Am 18. Mai 2022 halten die Zollbeamten an einer Zollstelle bei Mendrisio einen Spediteur an. Er will 1850 Kilogramm Schmiermittel exportieren. Zieldestination: Russland. Die Mittel könnten der dortigen Industrie dienen. Ihr Export ist deshalb wegen des Ukraine-Kriegs verboten.
Industriegüter aller Gattungen
Alle deklarierten Exporte nach Russland – und die Importe – würden geprüft, erklärt Alexandra Meier, Chefin Warensicherheit beim Bundesamt für Zoll- und Grenzsicherheit. «Mittlerweile haben wir dem Seco 126 Sendungen angezeigt, 500 Sendungen haben wir zusätzlich abgeklärt. Es sind Industriegüter aller Gattungen, Möbel, Luxusprodukte.»

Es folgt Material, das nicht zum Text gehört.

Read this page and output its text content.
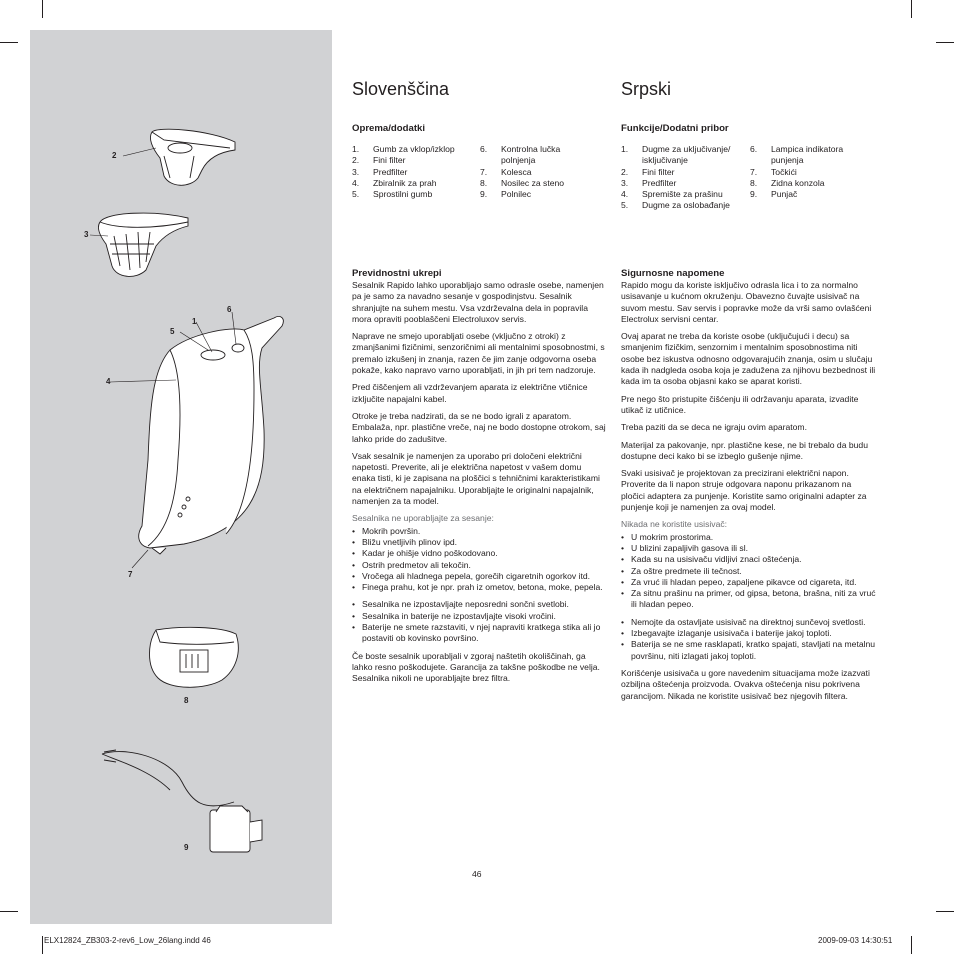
2
3
1
6
5
4
7
8
9
Slovenščina
Oprema/dodatki
1.	Gumb za vklop/izklop
2.	Fini filter
3.	Predfilter
4.	Zbiralnik za prah
5.	Sprostilni gumb
6.	Kontrolna lučka polnjenja
7.	Kolesca
8.	Nosilec za steno
9.	Polnilec
Previdnostni ukrepi

Sesalnik Rapido lahko uporabljajo samo odrasle osebe, namenjen pa je samo za navadno sesanje v gospodinjstvu. Sesalnik shranjujte na suhem mestu. Vsa vzdrževalna dela in popravila mora opraviti pooblaščeni Electroluxov servis.

Naprave ne smejo uporabljati osebe (vključno z otroki) z zmanjšanimi fizičnimi, senzoričnimi ali mentalnimi sposobnostmi, s premalo izkušenj in znanja, razen če jim zanje odgovorna oseba pokaže, kako napravo varno uporabljati, in jih pri tem nadzoruje.

Pred čiščenjem ali vzdrževanjem aparata iz električne vtičnice izključite napajalni kabel.

Otroke je treba nadzirati, da se ne bodo igrali z aparatom. Embalaža, npr. plastične vreče, naj ne bodo dostopne otrokom, saj lahko pride do zadušitve.

Vsak sesalnik je namenjen za uporabo pri določeni električni napetosti. Preverite, ali je električna napetost v vašem domu enaka tisti, ki je zapisana na ploščici s tehničnimi karakteristikami na električnem napajalniku. Uporabljajte le originalni napajalnik, namenjen za ta model.

Sesalnika ne uporabljajte za sesanje:

• Mokrih površin.
• Bližu vnetljivih plinov ipd.
• Kadar je ohišje vidno poškodovano.
• Ostrih predmetov ali tekočin.
• Vročega ali hladnega pepela, gorečih cigaretnih ogorkov itd.
• Finega prahu, kot je npr. prah iz ometov, betona, moke, pepela.
• Sesalnika ne izpostavljajte neposredni sončni svetlobi.
• Sesalnika in baterije ne izpostavljajte visoki vročini.
• Baterije ne smete razstaviti, v njej napraviti kratkega stika ali jo postaviti ob kovinsko površino.

Če boste sesalnik uporabljali v zgoraj naštetih okoliščinah, ga lahko resno poškodujete. Garancija za takšne poškodbe ne velja. Sesalnika nikoli ne uporabljajte brez filtra.

Srpski
Funkcije/Dodatni pribor
1.	Dugme za uključivanje/ isključivanje
2.	Fini filter
3.	Predfilter
4.	Spremište za prašinu
5.	Dugme za oslobađanje
6.	Lampica indikatora punjenja
7.	Točkići
8.	Zidna konzola
9.	Punjač
Sigurnosne napomene

Rapido mogu da koriste isključivo odrasla lica i to za normalno usisavanje u kućnom okruženju. Obavezno čuvajte usisivač na suvom mestu. Sav servis i popravke može da vrši samo ovlašćeni Electrolux servisni centar.

Ovaj aparat ne treba da koriste osobe (uključujući i decu) sa smanjenim fizičkim, senzornim i mentalnim sposobnostima niti osobe bez iskustva odnosno odgovarajućih znanja, osim u slučaju kada ih nadgleda osoba koja je zadužena za njihovu bezbednost ili kada im ta osoba objasni kako se aparat koristi.

Pre nego što pristupite čišćenju ili održavanju aparata, izvadite utikač iz utičnice.

Treba paziti da se deca ne igraju ovim aparatom.

Materijal za pakovanje, npr. plastične kese, ne bi trebalo da budu dostupne deci kako bi se izbeglo gušenje njime.

Svaki usisivač je projektovan za precizirani električni napon. Proverite da li napon struje odgovara naponu prikazanom na pločici adaptera za punjenje. Koristite samo originalni adapter za punjenje koji je namenjen za ovaj model.

Nikada ne koristite usisivač:

• U mokrim prostorima.
• U blizini zapaljivih gasova ili sl.
• Kada su na usisivaču vidljivi znaci oštećenja.
• Za oštre predmete ili tečnost.
• Za vruć ili hladan pepeo, zapaljene pikavce od cigareta, itd.
• Za sitnu prašinu na primer, od gipsa, betona, brašna, niti za vruć ili hladan pepeo.
• Nemojte da ostavljate usisivač na direktnoj sunčevoj svetlosti.
• Izbegavajte izlaganje usisivača i baterije jakoj toploti.
• Baterija se ne sme rasklapati, kratko spajati, stavljati na metalnu površinu, niti izlagati jakoj toploti.

Korišćenje usisivača u gore navedenim situacijama može izazvati ozbiljna oštećenja proizvoda. Ovakva oštećenja nisu pokrivena garancijom. Nikada ne koristite usisivač bez njegovih filtera.

46
ELX12824_ZB303-2-rev6_Low_26lang.indd 46	2009-09-03 14:30:51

Das Staatssekretariat für Wirtschaft Seco muss die einzelnen Verstösse prüfen. Bisher gibt es erst zwei rechtskräftige Strafbescheide. Das Seco schreibt dazu auf Anfrage gegenüber SRF: «Die Bearbeitung von Verdachtsmeldungen ist zeit- und ressourcenintensiv. Es müssen zusätzliche Abklärungen vorgenommen werden. In Anbetracht der grossen, zunehmenden Anzahl Meldungen sind entsprechende Priorisierungen bei der Bearbeitung erforderlich.»
Beteiligter wusste nichts vom Verbot
Einer der zwei Strafbescheide betrifft den Fall der Schmiermittel. Das Seco eröffnete im September 2022 ein Verfahren gegen die Schweizer Firma. Wer vorsätzlich gegen das Exportverbot verstösst, kann mit bis zu fünf Jahren Gefängnis oder bis zu einer Million Franken Busse bestraft werden.
Weil die Firma gemäss Seco aber fahrlässig gehandelt habe, fällt die Strafe mit 4500 Franken vergleichsweise tief aus. Der Geschäftsführer habe gemäss Strafbescheid nichts vom Verbot gewusst.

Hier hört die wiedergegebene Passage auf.